Eben darin hat unser Herr Jesus Christus die ganze Moralverkündigung des Alten Bundes zusammengefaßt: die zehn Gebote, die Gott dem Mose am Berg Sinai gegeben hat, sowie die vielen anderen Weisungen und Einzelgebote, an die sich die gläubigen und gottesfürchtigen Menschen zu halten bemühten und die allgemein als das mosaische „Gesetz“ bezeichnet wurden.

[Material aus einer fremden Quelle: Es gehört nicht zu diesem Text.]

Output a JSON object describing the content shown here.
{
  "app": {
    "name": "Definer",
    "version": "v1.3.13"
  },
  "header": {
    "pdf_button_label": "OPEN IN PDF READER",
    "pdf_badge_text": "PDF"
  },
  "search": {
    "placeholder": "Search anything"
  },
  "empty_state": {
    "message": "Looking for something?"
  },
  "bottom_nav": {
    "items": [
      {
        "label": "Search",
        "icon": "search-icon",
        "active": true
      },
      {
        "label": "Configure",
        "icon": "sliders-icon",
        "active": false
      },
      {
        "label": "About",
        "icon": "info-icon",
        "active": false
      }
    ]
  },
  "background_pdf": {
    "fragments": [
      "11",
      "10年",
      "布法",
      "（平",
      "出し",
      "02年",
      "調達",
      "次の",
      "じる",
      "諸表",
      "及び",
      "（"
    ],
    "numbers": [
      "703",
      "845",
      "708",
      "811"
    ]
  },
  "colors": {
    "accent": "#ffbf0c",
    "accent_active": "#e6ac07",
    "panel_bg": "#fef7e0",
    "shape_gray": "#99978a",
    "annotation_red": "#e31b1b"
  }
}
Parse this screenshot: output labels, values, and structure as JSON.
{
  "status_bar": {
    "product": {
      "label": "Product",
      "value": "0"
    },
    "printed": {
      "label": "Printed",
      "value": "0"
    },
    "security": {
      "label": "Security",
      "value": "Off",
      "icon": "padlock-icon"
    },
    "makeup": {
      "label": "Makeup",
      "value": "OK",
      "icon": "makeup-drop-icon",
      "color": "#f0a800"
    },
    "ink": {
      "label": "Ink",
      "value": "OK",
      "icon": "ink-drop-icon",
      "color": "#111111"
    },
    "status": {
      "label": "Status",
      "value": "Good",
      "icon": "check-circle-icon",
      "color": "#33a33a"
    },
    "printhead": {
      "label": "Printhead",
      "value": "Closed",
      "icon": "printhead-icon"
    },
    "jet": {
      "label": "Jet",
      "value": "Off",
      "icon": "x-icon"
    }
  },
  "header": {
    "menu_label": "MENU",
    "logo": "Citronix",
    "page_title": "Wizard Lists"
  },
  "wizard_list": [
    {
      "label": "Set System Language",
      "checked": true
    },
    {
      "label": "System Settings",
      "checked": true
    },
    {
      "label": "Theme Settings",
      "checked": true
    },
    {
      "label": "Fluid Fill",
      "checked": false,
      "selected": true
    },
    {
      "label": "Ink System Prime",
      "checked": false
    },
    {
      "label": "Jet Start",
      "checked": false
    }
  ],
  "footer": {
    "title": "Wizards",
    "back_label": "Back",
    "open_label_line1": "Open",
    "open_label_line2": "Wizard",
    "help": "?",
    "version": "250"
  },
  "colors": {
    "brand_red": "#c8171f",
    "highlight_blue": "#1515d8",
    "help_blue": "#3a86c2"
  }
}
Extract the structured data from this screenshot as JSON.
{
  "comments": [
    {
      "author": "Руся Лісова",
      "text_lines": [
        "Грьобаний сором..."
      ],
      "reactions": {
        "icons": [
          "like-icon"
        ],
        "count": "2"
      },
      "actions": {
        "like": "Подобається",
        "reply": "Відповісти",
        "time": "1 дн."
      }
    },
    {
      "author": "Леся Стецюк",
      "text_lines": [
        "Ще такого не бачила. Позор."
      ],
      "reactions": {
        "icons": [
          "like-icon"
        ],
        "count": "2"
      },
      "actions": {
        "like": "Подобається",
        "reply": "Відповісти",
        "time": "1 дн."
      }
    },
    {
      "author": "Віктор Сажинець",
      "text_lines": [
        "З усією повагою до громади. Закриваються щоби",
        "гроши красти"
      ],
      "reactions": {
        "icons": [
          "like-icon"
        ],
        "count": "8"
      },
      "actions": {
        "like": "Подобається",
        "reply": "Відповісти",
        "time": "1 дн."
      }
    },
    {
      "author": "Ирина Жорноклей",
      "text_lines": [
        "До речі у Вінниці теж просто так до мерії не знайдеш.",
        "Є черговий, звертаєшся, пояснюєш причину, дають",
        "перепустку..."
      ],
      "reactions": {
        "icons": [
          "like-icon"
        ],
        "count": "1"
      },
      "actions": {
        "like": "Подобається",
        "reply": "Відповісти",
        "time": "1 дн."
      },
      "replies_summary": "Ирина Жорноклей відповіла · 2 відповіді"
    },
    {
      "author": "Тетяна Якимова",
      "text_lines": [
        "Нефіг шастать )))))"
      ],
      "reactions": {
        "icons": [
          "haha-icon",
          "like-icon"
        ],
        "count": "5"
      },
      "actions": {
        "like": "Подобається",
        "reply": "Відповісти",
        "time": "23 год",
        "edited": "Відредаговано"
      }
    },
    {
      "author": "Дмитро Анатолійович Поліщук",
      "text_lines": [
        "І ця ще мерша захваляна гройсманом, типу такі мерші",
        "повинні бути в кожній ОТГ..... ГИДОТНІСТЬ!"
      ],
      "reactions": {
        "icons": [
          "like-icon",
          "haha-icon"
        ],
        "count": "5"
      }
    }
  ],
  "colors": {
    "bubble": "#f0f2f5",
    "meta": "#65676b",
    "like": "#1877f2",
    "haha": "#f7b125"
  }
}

Jesu Gebot der Liebe ist aber nicht nur Zusammenfassung des Bisherigen, sondern auch Erfüllung aller Sehnsucht und Erwartung. Worauf es ankommt, lehrt Jesus, ist das neue Herz. Gottes Liebe ist ausgegossen über uns durch den Heiligen Geist. Durch Glaube und Taufe sind wir eine neue Schöpfung geworden, hat uns Gott innerlich verwandelt. Weil seine Liebe uns erfüllt, darum sollen auch wir einander lieben!

Freilich ist das Wort „Liebe“ heute abgedroschen und wird oft für Dinge verwendet, die mit Liebe nichts mehr zu tun haben! Und dennoch: Jene Liebe, die Gott uns schenkt und die wir üben sollen, ist viel mehr als ein bloßes Gefühl oder etwas Vorübergehendes, das wir erfahren, solange wir in Stimmung sind. Wirkliche Liebe zu Gott und zum Nächsten ist entscheidend mehr: Es geht um den Ganzeinsatz, um die Ganzhingabe der Person!

Das Glück findet der Mensch nicht dann, wenn er sich egoistisch in sich selbst verschließt. Nein! Je mehr wir uns öffnen auf Gott hin und auf die Mitmenschen hin, je mehr wir unser Leben zu einer Gabe machen für andere, desto reicher werden auch wir selber beschenkt. Nur so kann der Mensch seine eigentliche Berufung erfahren und leben: die Berufung zur Liebe!

Dies gilt für uns alle, liebe Gläubige, ob wir nun in Ehe und Familie leben, ob es sich um alleinstehende Menschen handelt oder um Menschen, die ihr Leben in Jungfräulichkeit und Zölibat in einer besonderen Weise Gott geweiht haben. Wir alle sind berufen zur Liebe, denn Gott ist die Liebe!

Das ist das Höchste, was wir über Gott aussagen können: daß ER die Liebe ist. Freilich ist es keine unverbindliche Liebe, die man nicht ernst nehmen müßte. Gott nimmt uns alle – einen jeden von uns – so ernst, daß er in Jesus Christus Mensch geworden ist. Er ist einer von uns geworden aus Liebe. Aus Liebe hat er Leiden und Tod auf sich genommen, um uns zu erlösen von der Sünde, die im Tiefsten Lieblosigkeit ist. Gottes Liebe überwindet alles Böse, allen Haß und allen Unfrieden der Menschen.

Und die Frage, die Gott einem jeden von uns stellt, lautet: Willst auch Du mich lieben? Möchtest Du „Ja“ sagen zu meiner Liebe, zur Gemeinschaft mit mir? Er zwingt uns nicht dazu. Es liegt an uns, was wir aus unserem Leben machen. Es ist unsere freie Entscheidung, ob wir das Glück wollen, das er uns schenkt, wenn wir uns mit Herz und Tat Gott und den Mitmenschen in Liebe zuwenden!

Weil der Schriftgelehrte im heutigen Evangelium begriffen hatte, daß es auf das eine Gebot der Gottes- und Nächstenliebe ankommt, in dem alle anderen Gebote zusammengefaßt sind, darum lobte ihn Jesus und sagte: „Du bist nicht fern vom Reich Gottes.“ Auch wir sind dem Himmel ein Stück nähergekommen, wenn wir einander lieben.

Bitten wir Gott um seine Hilfe auf die Fürsprache aller Heiligen! Sie haben Gott geliebt auf Erden und dürfen jetzt seine Liebe in Fülle erfahren. Sie mögen uns beistehen, daß wir begreifen, worauf es ankommt in unserem Leben, damit wir einst sicher und gut unser ewiges Ziel erlangen. Amen.